Its line “While generous, this is an area where conscious budgeting could be applied if you are looking to reduce discretionary spending.” that had me most bemused. Hey nice naturism there buddy, but have you unconsidered making Line Go Up instead?
Opportunity for deducing context missed
There were a few ‘traps’ in the data that I was mildly hoping the LLM would pick up on and account for. For example, I’ve included a transaction at about lunch time most Saturdays at some museum or park based on my own habit of attending a sketching group most Saturdays.
I was hoping that the LLM would ‘figure out’ that this is likely a trend that will continue and is based on a regular outing such as the aforementioned regular meetup. There were also other takeaway food transactions inserted that I deliberately inflated the cost of, hoping that the system might say something like “I see that you tend to spend money on lunch most Saturdays, I’m assuming that this is a social outing that you’re not going to change?

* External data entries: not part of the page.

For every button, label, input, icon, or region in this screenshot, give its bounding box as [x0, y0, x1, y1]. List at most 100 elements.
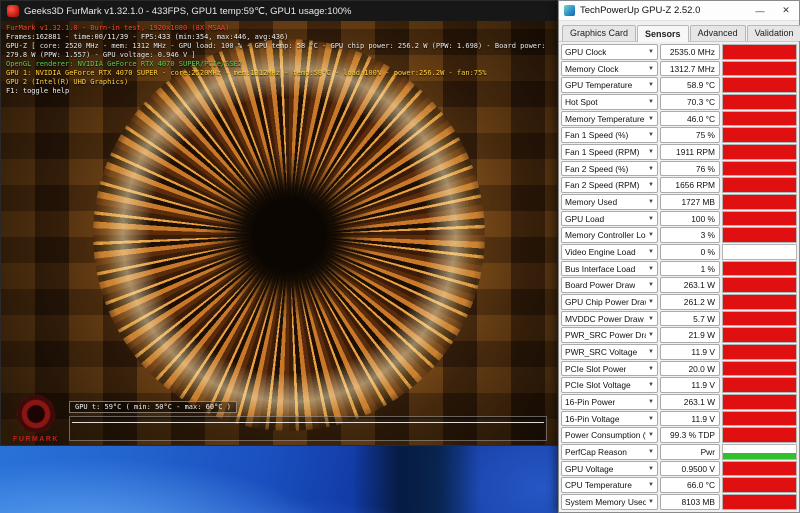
sensor-label-dropdown[interactable]: Video Engine Load▼	[561, 244, 658, 260]
sensor-history-graph	[722, 77, 797, 93]
chevron-down-icon[interactable]: ▼	[648, 199, 654, 205]
sensor-bar	[723, 295, 796, 309]
chevron-down-icon[interactable]: ▼	[648, 182, 654, 188]
sensor-row: PCIe Slot Voltage▼11.9 V	[561, 377, 797, 393]
sensor-value: 66.0 °C	[660, 477, 720, 493]
gpuz-window: TechPowerUp GPU-Z 2.52.0 — ✕ Graphics Ca…	[558, 0, 800, 513]
furmark-app-icon	[7, 5, 19, 17]
chevron-down-icon[interactable]: ▼	[648, 82, 654, 88]
sensor-label-text: CPU Temperature	[565, 480, 632, 490]
sensor-label-dropdown[interactable]: MVDDC Power Draw▼	[561, 311, 658, 327]
tab-graphics-card[interactable]: Graphics Card	[562, 25, 636, 41]
sensor-row: Fan 2 Speed (RPM)▼1656 RPM	[561, 177, 797, 193]
chevron-down-icon[interactable]: ▼	[648, 216, 654, 222]
sensor-label-dropdown[interactable]: 16-Pin Voltage ▼	[561, 411, 658, 427]
close-button[interactable]: ✕	[773, 1, 799, 21]
sensor-label-dropdown[interactable]: Bus Interface Load▼	[561, 261, 658, 277]
tab-advanced[interactable]: Advanced	[690, 25, 746, 41]
chevron-down-icon[interactable]: ▼	[648, 499, 654, 505]
tab-validation[interactable]: Validation	[747, 25, 800, 41]
sensor-label-text: 16-Pin Voltage	[565, 414, 619, 424]
sensor-label-text: Power Consumption (%)	[565, 430, 646, 440]
furmark-logo-text: FURMARK	[7, 436, 65, 443]
chevron-down-icon[interactable]: ▼	[648, 482, 654, 488]
sensor-history-graph	[722, 144, 797, 160]
chevron-down-icon[interactable]: ▼	[648, 232, 654, 238]
sensor-row: Fan 1 Speed (RPM)▼1911 RPM	[561, 144, 797, 160]
sensor-label-dropdown[interactable]: GPU Temperature▼	[561, 77, 658, 93]
chevron-down-icon[interactable]: ▼	[648, 332, 654, 338]
chevron-down-icon[interactable]: ▼	[648, 349, 654, 355]
chevron-down-icon[interactable]: ▼	[648, 432, 654, 438]
sensor-label-dropdown[interactable]: Memory Temperature▼	[561, 111, 658, 127]
tab-sensors[interactable]: Sensors	[637, 25, 689, 42]
chevron-down-icon[interactable]: ▼	[648, 116, 654, 122]
gpuz-titlebar[interactable]: TechPowerUp GPU-Z 2.52.0 — ✕	[559, 1, 799, 21]
sensor-label-dropdown[interactable]: Hot Spot▼	[561, 94, 658, 110]
sensor-list: GPU Clock▼2535.0 MHzMemory Clock▼1312.7 …	[559, 42, 799, 512]
chevron-down-icon[interactable]: ▼	[648, 316, 654, 322]
overlay-line: FurMark v1.32.1.0 - Burn-in test, 1920x1…	[6, 24, 546, 33]
sensor-label-dropdown[interactable]: System Memory Used▼	[561, 494, 658, 510]
furmark-titlebar[interactable]: Geeks3D FurMark v1.32.1.0 - 433FPS, GPU1…	[1, 1, 557, 21]
chevron-down-icon[interactable]: ▼	[648, 366, 654, 372]
chevron-down-icon[interactable]: ▼	[648, 266, 654, 272]
minimize-button[interactable]: —	[747, 1, 773, 21]
sensor-bar	[723, 95, 796, 109]
sensor-label-dropdown[interactable]: 16-Pin Power▼	[561, 394, 658, 410]
furmark-overlay-text: FurMark v1.32.1.0 - Burn-in test, 1920x1…	[6, 24, 546, 96]
sensor-bar	[723, 62, 796, 76]
sensor-label-dropdown[interactable]: Memory Controller Load▼	[561, 227, 658, 243]
sensor-value: 1312.7 MHz	[660, 61, 720, 77]
sensor-history-graph	[722, 94, 797, 110]
chevron-down-icon[interactable]: ▼	[648, 466, 654, 472]
chevron-down-icon[interactable]: ▼	[648, 149, 654, 155]
sensor-label-dropdown[interactable]: Memory Clock▼	[561, 61, 658, 77]
sensor-label-dropdown[interactable]: CPU Temperature ▼	[561, 477, 658, 493]
sensor-label-dropdown[interactable]: PWR_SRC Voltage▼	[561, 344, 658, 360]
sensor-label-dropdown[interactable]: GPU Chip Power Draw▼	[561, 294, 658, 310]
chevron-down-icon[interactable]: ▼	[648, 66, 654, 72]
chevron-down-icon[interactable]: ▼	[648, 282, 654, 288]
sensor-value: 75 %	[660, 127, 720, 143]
sensor-label-dropdown[interactable]: GPU Voltage▼	[561, 461, 658, 477]
sensor-label-text: Board Power Draw	[565, 280, 635, 290]
sensor-label-dropdown[interactable]: PWR_SRC Power Draw▼	[561, 327, 658, 343]
chevron-down-icon[interactable]: ▼	[648, 382, 654, 388]
sensor-label-dropdown[interactable]: GPU Load▼	[561, 211, 658, 227]
chevron-down-icon[interactable]: ▼	[648, 299, 654, 305]
sensor-row: PWR_SRC Voltage▼11.9 V	[561, 344, 797, 360]
furmark-window: Geeks3D FurMark v1.32.1.0 - 433FPS, GPU1…	[0, 0, 558, 446]
sensor-label-dropdown[interactable]: Fan 1 Speed (%)▼	[561, 127, 658, 143]
chevron-down-icon[interactable]: ▼	[648, 399, 654, 405]
sensor-label-dropdown[interactable]: Memory Used▼	[561, 194, 658, 210]
sensor-label-text: PWR_SRC Power Draw	[565, 330, 646, 340]
sensor-label-text: GPU Chip Power Draw	[565, 297, 646, 307]
sensor-label-dropdown[interactable]: Board Power Draw ▼	[561, 277, 658, 293]
sensor-label-dropdown[interactable]: Fan 2 Speed (RPM)▼	[561, 177, 658, 193]
sensor-history-graph	[722, 44, 797, 60]
sensor-history-graph	[722, 177, 797, 193]
sensor-label-dropdown[interactable]: PCIe Slot Power▼	[561, 361, 658, 377]
sensor-row: Memory Temperature▼46.0 °C	[561, 111, 797, 127]
sensor-bar	[723, 195, 796, 209]
sensor-value: 261.2 W	[660, 294, 720, 310]
sensor-bar	[723, 395, 796, 409]
sensor-label-dropdown[interactable]: Power Consumption (%)▼	[561, 427, 658, 443]
chevron-down-icon[interactable]: ▼	[648, 416, 654, 422]
sensor-label-dropdown[interactable]: GPU Clock▼	[561, 44, 658, 60]
chevron-down-icon[interactable]: ▼	[648, 249, 654, 255]
chevron-down-icon[interactable]: ▼	[648, 132, 654, 138]
sensor-label-dropdown[interactable]: Fan 1 Speed (RPM)▼	[561, 144, 658, 160]
chevron-down-icon[interactable]: ▼	[648, 166, 654, 172]
chevron-down-icon[interactable]: ▼	[648, 99, 654, 105]
chevron-down-icon[interactable]: ▼	[648, 49, 654, 55]
sensor-value: 46.0 °C	[660, 111, 720, 127]
furmark-window-title: Geeks3D FurMark v1.32.1.0 - 433FPS, GPU1…	[24, 6, 352, 17]
sensor-value: 58.9 °C	[660, 77, 720, 93]
sensor-label-dropdown[interactable]: Fan 2 Speed (%)▼	[561, 161, 658, 177]
furmark-fur-donut	[93, 39, 485, 431]
chevron-down-icon[interactable]: ▼	[648, 449, 654, 455]
sensor-label-dropdown[interactable]: PCIe Slot Voltage▼	[561, 377, 658, 393]
sensor-label-dropdown[interactable]: PerfCap Reason▼	[561, 444, 658, 460]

However I think its notable that you spent as much in 3 months on that as you did one time getting food delivered from ‘Pizza 50 miles away’. Maybe there’s more local restaurants that do the same thing for less?”

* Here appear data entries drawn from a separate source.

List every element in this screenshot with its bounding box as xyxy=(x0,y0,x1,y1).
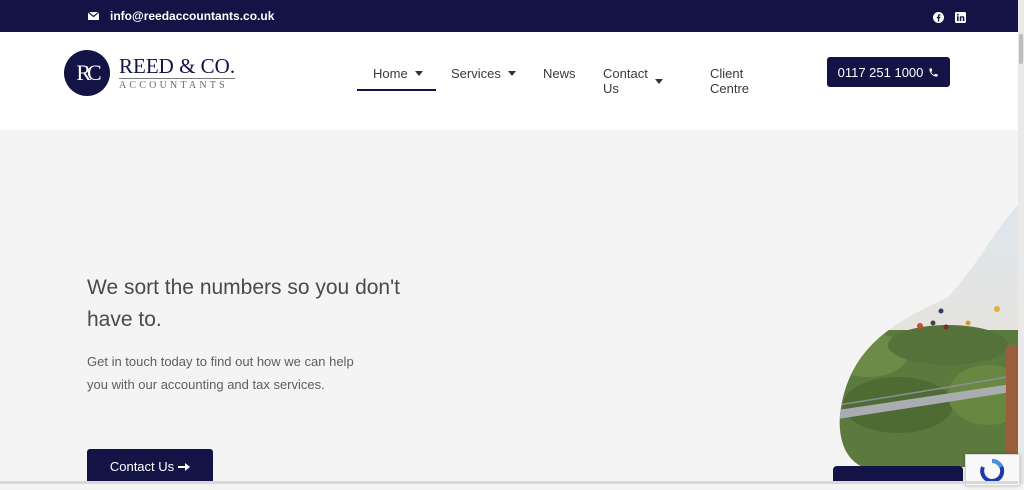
nav-label-news: News xyxy=(543,66,576,81)
phone-button[interactable]: 0117 251 1000 xyxy=(827,57,950,87)
nav-item-contact-us[interactable]: Contact Us xyxy=(603,66,663,96)
hero-title: We sort the numbers so you don't have to… xyxy=(87,276,400,331)
phone-icon xyxy=(929,67,939,77)
arrow-right-icon xyxy=(178,459,191,474)
logo-subtitle: ACCOUNTANTS xyxy=(119,78,236,91)
contact-us-button[interactable]: Contact Us xyxy=(87,449,213,484)
site-logo[interactable]: RC REED & CO. ACCOUNTANTS xyxy=(64,50,236,96)
scrollbar-thumb[interactable] xyxy=(1019,34,1023,64)
phone-number: 0117 251 1000 xyxy=(837,64,924,80)
active-nav-indicator xyxy=(357,89,436,91)
caret-down-icon xyxy=(414,71,423,76)
nav-item-news[interactable]: News xyxy=(543,66,576,81)
email-link[interactable]: info@reedaccountants.co.uk xyxy=(88,9,274,23)
nav-item-services[interactable]: Services xyxy=(451,66,516,81)
nav-label-contact-us: Contact Us xyxy=(603,66,648,96)
page-scrollbar[interactable] xyxy=(1018,0,1024,484)
hero-image xyxy=(838,205,1019,472)
caret-down-icon xyxy=(507,71,516,76)
nav-label-services: Services xyxy=(451,66,501,81)
logo-brand: REED & CO. xyxy=(119,54,236,78)
site-header: RC REED & CO. ACCOUNTANTS Home Services … xyxy=(0,32,1018,130)
facebook-icon[interactable] xyxy=(933,10,944,28)
nav-item-home[interactable]: Home xyxy=(373,66,423,81)
cta-label: Contact Us xyxy=(109,459,175,474)
caret-down-icon xyxy=(654,78,663,84)
top-bar: info@reedaccountants.co.uk xyxy=(0,0,1018,32)
logo-monogram: RC xyxy=(64,50,110,96)
envelope-icon xyxy=(88,12,99,20)
linkedin-icon[interactable] xyxy=(955,10,966,28)
nav-label-home: Home xyxy=(373,66,408,81)
logo-text: REED & CO. ACCOUNTANTS xyxy=(119,54,236,91)
nav-item-client-centre[interactable]: Client Centre xyxy=(710,66,749,96)
email-text: info@reedaccountants.co.uk xyxy=(110,9,275,23)
hero-text: Get in touch today to find out how we ca… xyxy=(87,354,354,392)
nav-label-client-centre: Client Centre xyxy=(710,66,750,96)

I tried to give the LLM permission to ask follow-up questions, perhaps it would ask about things like that and tailor its response, but in my experience they tend to ‘speak when spoken to’, responding to the last message you send with as close to a complete answer as they can give, not suitable for the kind of back-and-forth I wanted.
Lastly it finishes out with generic financial advice you might give to a child receiving pocket money for the first time.

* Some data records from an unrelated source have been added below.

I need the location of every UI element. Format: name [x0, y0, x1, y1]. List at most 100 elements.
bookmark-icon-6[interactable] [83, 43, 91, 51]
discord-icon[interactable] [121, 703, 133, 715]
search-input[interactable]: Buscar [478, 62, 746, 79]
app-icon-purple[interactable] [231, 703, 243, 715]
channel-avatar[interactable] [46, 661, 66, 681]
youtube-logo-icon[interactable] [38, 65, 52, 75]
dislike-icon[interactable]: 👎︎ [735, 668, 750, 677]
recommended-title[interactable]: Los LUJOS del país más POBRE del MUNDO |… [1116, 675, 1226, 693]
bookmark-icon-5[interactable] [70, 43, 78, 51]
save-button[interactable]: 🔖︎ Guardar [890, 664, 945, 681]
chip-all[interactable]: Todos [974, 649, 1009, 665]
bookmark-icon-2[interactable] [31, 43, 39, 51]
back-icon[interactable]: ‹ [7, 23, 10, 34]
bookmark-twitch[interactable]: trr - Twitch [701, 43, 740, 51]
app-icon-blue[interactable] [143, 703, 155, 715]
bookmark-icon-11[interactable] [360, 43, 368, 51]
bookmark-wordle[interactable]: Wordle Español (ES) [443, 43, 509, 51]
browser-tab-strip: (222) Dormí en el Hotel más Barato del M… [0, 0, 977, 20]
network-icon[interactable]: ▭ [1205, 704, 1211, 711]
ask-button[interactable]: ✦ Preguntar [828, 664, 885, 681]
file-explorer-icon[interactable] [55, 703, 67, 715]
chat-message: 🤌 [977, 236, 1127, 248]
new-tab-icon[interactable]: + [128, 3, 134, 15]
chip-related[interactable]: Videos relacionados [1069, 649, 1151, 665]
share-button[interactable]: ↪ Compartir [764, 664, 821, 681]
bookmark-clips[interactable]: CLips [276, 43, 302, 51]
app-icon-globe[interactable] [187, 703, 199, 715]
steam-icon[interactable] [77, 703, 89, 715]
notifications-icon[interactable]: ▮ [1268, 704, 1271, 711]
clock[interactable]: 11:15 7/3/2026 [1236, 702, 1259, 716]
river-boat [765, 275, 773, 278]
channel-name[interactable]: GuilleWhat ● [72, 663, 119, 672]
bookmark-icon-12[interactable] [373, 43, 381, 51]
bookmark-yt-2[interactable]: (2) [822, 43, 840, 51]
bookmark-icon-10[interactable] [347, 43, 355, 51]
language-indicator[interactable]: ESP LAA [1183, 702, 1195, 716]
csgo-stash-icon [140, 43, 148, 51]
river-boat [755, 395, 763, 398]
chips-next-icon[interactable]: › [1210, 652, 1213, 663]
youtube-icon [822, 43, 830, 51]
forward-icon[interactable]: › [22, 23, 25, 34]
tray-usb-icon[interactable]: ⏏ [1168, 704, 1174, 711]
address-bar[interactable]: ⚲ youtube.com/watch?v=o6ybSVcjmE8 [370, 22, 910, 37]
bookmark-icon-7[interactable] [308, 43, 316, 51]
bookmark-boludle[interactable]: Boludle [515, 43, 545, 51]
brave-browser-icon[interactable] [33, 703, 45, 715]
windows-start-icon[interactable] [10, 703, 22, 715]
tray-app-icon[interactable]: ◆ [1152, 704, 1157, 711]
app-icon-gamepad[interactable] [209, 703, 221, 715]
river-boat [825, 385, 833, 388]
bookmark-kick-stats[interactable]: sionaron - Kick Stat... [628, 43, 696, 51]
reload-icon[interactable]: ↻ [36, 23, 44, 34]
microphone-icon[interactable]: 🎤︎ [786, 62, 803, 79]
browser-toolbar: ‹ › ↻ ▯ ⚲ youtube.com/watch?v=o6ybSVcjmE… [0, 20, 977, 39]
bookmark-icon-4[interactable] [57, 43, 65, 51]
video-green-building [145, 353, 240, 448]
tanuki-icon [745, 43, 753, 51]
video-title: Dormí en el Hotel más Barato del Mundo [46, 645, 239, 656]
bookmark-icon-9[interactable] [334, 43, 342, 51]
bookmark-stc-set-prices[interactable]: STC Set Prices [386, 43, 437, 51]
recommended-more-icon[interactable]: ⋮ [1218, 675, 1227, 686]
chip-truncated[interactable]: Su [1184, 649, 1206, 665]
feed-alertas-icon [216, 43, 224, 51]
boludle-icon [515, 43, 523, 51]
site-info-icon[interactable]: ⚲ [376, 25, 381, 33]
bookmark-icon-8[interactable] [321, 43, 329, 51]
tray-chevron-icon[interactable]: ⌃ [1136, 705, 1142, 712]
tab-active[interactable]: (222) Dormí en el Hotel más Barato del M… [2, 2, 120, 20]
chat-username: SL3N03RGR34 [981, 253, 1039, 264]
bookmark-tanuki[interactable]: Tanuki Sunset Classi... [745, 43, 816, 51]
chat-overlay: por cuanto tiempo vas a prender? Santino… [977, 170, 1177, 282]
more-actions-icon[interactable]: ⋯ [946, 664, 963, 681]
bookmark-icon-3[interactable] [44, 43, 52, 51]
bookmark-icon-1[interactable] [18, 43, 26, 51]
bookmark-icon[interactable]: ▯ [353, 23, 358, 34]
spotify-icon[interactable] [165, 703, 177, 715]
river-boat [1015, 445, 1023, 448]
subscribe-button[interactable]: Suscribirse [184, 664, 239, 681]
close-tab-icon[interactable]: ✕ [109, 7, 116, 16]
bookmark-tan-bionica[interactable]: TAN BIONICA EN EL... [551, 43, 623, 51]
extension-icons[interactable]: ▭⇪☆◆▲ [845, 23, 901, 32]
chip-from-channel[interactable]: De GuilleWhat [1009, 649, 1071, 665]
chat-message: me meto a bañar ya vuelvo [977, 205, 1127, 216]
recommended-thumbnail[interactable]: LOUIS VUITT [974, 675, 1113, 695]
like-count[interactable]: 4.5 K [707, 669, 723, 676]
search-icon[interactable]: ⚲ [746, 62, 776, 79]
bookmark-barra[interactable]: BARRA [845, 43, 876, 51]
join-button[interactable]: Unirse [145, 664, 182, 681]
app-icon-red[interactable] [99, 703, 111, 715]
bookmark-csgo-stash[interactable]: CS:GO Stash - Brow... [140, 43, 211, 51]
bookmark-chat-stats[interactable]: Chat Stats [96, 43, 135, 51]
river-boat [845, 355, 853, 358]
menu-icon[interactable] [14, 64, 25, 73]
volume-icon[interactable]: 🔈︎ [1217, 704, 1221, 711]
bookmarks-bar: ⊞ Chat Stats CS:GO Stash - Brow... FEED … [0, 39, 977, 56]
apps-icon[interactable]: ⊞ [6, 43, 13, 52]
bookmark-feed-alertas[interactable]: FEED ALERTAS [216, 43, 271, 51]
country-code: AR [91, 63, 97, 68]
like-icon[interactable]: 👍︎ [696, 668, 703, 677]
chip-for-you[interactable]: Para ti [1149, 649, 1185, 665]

Assumed values (or lack thereof)
This is really the key point here; I don’t begrudge the system for just summarising what it sees, commenting superficially on it, and wrapping up with spending tips, that’s effectively what I asked for by not specifying any goals or values or motivations.
In essence what else was it supposed to do? Take a really strong stance that I should invest more on riskier sources? Berate me for not eating out more often and enjoying life? Tell me that I could really afford to be giving more to charity so what’s this about a new air fryer and vacuum cleaner filter? Try to predict future societal events and tell me to stockpile bike tyres because its predicted a war starting that will affect the place where they mostly come from and make prices go up? Tell me that the financial system will collapse and your money won’t mean anything in 40 years time anyway because they economy will be radically different so maybe stop worrying about anything long term?
Ok I’m being a bit facetious here but the point is that there are infinite little calculations we’re constantly doing, maybe not even consciously, that affect our values and habits and influence ‘how the data looks’ that an automatic system – designed to be somewhat middle of the road by the vendor – just isn’t going to do.
Yes a better model could probably perform much better at analysis the patterns, but would be no more useful about finding meaning in the data without the context that the user would bring, with whatever mindset they happen to be in. For example, a better model might be able to perform the kind of reasoning I described with the Saturday lunch costs, but would that add anything? I already know that happens. I’m the one that does it.
I’m not ruling out that an AI system could provide any value at all, but at the moment it would be yet another case of making the use case fit the tool rather than the tool to the use-case.